People in America, even the poor, live far better than the vast amount of humans who have ever lived - most of whom were real slaves or serfs, living in squalor. I think you are a victim of "relative poverty thinking". Yes, there are certainly people who are richer than you (money does give one more freedom of choice), but their comparative well-offness doesn't make you a slave.

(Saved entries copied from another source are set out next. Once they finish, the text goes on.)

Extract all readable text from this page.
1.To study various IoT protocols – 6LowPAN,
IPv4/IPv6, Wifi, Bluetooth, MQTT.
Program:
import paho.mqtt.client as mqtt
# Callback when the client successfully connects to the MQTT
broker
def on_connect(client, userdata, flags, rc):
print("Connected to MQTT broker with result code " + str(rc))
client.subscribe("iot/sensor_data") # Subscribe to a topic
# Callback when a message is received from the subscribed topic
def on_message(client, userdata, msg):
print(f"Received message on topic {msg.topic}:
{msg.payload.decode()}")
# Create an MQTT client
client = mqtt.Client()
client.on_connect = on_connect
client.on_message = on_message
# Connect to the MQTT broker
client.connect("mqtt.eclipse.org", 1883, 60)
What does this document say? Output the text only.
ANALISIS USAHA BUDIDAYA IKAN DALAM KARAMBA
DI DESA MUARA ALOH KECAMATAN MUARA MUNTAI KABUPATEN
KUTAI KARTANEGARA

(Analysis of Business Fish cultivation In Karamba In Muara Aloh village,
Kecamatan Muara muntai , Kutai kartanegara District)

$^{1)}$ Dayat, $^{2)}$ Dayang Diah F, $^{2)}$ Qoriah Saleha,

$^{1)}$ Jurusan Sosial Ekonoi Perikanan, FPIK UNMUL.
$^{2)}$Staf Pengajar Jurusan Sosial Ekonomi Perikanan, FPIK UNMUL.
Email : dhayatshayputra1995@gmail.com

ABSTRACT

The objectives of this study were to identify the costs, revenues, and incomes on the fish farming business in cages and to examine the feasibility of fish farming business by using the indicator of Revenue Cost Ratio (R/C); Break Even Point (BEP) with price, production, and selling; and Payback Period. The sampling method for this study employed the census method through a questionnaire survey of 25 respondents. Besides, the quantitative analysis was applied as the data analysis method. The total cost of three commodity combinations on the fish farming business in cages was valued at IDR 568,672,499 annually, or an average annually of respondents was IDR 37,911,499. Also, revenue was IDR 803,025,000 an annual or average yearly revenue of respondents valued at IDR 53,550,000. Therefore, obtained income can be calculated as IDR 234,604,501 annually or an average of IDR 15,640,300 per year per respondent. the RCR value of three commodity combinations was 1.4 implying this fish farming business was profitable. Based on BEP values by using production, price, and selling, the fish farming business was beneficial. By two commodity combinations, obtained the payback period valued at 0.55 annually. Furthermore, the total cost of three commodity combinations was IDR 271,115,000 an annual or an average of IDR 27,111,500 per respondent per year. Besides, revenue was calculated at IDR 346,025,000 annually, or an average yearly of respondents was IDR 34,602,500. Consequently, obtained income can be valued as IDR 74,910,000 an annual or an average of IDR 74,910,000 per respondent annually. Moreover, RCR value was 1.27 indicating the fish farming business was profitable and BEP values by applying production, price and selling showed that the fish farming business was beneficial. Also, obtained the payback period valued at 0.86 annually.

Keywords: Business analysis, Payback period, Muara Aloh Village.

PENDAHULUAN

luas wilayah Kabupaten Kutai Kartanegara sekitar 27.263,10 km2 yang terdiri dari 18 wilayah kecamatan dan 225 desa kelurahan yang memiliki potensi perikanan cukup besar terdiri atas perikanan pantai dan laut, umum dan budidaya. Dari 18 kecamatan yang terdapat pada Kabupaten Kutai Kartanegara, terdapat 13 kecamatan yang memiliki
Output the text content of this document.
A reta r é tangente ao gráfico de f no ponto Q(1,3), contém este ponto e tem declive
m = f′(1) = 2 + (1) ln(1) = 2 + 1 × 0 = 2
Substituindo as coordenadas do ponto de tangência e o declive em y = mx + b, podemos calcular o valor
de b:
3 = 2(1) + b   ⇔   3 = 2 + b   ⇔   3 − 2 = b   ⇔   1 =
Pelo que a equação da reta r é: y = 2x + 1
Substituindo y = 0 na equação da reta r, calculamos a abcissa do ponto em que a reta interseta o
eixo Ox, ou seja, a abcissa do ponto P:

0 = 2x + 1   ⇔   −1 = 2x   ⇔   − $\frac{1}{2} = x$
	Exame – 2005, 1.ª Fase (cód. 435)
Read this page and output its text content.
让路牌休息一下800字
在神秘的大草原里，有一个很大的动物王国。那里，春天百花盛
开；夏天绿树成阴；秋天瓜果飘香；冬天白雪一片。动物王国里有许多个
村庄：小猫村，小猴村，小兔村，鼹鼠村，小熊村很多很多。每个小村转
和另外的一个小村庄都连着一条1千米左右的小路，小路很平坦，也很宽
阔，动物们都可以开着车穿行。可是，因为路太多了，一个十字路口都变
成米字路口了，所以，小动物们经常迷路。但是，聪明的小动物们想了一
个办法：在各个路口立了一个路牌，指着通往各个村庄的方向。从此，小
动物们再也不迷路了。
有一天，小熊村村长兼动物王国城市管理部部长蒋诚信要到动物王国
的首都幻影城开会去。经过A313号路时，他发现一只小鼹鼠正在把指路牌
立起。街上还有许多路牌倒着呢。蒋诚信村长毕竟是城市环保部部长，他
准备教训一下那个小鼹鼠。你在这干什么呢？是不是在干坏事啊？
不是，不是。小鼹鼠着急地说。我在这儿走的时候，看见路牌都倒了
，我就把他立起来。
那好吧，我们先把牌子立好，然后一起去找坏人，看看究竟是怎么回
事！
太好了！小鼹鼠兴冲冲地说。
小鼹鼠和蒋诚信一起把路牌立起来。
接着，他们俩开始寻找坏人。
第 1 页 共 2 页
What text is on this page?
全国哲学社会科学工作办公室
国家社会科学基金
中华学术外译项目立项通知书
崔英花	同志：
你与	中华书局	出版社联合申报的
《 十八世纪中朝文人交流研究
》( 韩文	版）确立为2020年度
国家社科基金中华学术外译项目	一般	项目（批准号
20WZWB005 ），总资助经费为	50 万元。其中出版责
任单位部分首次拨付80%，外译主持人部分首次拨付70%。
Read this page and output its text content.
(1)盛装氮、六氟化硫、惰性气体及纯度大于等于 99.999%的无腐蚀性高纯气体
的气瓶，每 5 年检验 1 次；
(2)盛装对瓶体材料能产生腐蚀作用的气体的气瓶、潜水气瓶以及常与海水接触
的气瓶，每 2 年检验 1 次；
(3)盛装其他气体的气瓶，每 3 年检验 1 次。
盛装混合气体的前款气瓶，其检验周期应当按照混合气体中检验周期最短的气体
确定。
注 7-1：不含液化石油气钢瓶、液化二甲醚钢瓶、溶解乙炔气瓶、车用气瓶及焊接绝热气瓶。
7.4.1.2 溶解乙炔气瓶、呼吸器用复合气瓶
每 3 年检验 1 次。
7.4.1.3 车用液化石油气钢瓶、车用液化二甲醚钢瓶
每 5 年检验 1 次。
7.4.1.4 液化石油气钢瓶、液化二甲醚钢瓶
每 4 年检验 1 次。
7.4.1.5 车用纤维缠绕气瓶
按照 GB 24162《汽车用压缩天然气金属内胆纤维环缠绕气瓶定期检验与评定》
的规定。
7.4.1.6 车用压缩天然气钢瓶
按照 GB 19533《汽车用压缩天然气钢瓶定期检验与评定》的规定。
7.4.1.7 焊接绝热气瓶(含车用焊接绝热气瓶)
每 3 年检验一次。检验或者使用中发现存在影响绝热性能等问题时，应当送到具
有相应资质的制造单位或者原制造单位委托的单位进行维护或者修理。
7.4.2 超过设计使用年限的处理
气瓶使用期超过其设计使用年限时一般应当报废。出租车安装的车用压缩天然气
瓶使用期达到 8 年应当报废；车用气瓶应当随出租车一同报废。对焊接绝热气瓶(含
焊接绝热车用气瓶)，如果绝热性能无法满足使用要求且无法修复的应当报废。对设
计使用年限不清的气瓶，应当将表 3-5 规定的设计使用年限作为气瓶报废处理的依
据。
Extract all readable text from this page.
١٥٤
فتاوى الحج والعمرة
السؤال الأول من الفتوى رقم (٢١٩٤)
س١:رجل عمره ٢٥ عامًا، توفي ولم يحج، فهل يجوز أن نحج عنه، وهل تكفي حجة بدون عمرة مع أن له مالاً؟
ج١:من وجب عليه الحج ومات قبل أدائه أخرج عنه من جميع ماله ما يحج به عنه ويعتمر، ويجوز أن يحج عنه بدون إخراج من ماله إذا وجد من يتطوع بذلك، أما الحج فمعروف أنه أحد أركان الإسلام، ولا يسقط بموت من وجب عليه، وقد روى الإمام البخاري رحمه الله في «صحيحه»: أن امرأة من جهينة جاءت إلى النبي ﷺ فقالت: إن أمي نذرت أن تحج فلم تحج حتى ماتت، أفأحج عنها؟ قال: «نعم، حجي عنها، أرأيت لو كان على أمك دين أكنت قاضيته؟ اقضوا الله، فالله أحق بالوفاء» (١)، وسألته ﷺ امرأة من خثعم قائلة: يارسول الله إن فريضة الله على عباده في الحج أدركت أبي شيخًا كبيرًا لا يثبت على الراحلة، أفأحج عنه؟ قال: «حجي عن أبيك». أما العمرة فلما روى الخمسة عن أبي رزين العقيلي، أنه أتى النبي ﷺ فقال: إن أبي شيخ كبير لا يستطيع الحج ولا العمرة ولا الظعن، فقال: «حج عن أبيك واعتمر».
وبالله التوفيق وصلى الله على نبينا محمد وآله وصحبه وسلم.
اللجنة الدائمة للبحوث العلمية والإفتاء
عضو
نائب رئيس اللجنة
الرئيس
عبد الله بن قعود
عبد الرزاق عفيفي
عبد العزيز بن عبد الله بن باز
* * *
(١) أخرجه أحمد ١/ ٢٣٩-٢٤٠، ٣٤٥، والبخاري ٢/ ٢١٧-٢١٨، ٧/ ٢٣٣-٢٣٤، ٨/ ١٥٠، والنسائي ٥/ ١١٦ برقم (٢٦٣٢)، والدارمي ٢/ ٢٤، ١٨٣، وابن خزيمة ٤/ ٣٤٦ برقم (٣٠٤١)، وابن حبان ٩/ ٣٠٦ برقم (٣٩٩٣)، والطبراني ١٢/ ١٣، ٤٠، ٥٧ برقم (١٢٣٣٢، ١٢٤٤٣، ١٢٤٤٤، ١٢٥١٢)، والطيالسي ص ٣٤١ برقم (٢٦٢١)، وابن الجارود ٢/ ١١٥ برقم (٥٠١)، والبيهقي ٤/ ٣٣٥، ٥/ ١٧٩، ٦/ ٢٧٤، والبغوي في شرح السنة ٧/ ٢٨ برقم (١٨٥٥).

It isn't the "tax and regulatory" system that has created our disastrous health care system. Nearly every other industrialized nation in the world has more taxes and more regulation--and much, much better systems of health care delivery. It's the health insurance companies--they have created these problems. When health care companies became the "private party" dispensers of health care dollars, they separated consumers from providers. And made a TON of money as a consequence. They still do.
The same thing was happening with the student loan program--colleges and universities, like hospitals--were free to raise salaries to outlandish levels for high-level staff because their business model was isolated from demand.
I don't know what this "relative poverty thinking" is that you speak of, but I see a LOT of completely worthless rich folks out there. I see rich farmers that never bothered to finance their education, enjoying the benefits of laziness and stupidity because they inherited wealth from their parents/grandparents/whatever.
In my book, EVERYONE should work for their wages. If a person does not work, then they should not be wealthy--a person needs to earn their way in life.